Erikjohnston

**Name of the Vulnerable Software and Affected Versions** Synapse versions prior to 1.95.1 and 1.96.0rc1 **Description** Synapse is an open-source Matrix homeserver. Prior to versions 1.95.1 and 1.96.0rc1, cached device information of remote users can be queried from Synapse. This can be used to enumerate the remote users known to a homeserver. **Recommendations** To resolve the issue, upgrade to Synapse 1.95.1 or 1.96.0rc1 to receive a patch. As a temporary workaround, the `federation domain whitelist` can be used to limit federation traffic with a homeserver.

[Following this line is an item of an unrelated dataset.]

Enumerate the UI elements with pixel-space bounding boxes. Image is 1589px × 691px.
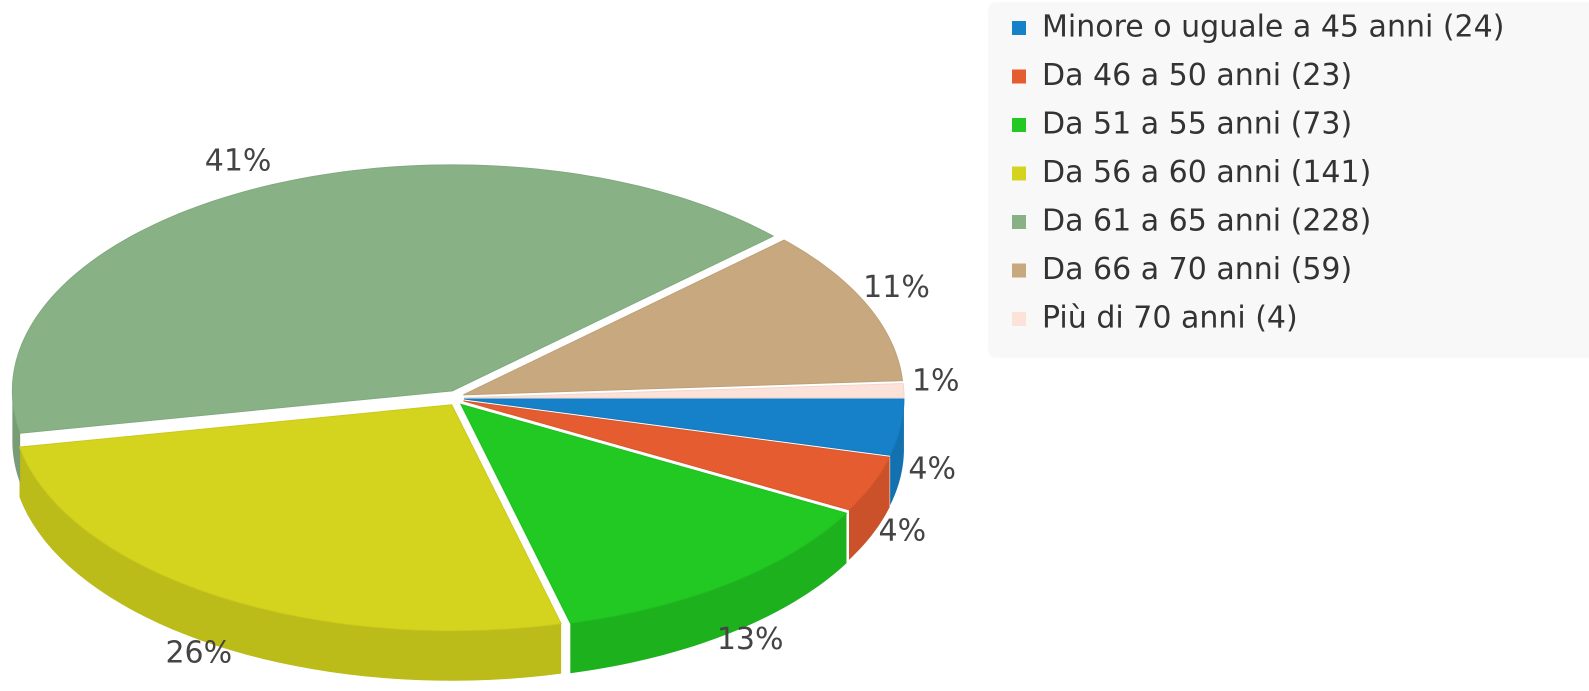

**Name of the Vulnerable Software and Affected Versions** Matrix Synapse versions prior to 1.23.1 **Description** A malicious or poorly-implemented homeserver can inject malformed events into a room by specifying a different room id in the path of API endpoints such as `/send join`, `/send leave`, `/invite`, or `/exchange third party invite`. This can lead to a denial of service in which future events will not be correctly sent to other servers over federation. The issue affects any server that accepts federation requests from untrusted servers. **Recommendations** For versions prior to 1.23.1, update to version 1.23.1 to resolve the issue. As a temporary workaround, homeserver administrators could limit access to the federation API to trusted servers, for example via `federation domain whitelist`.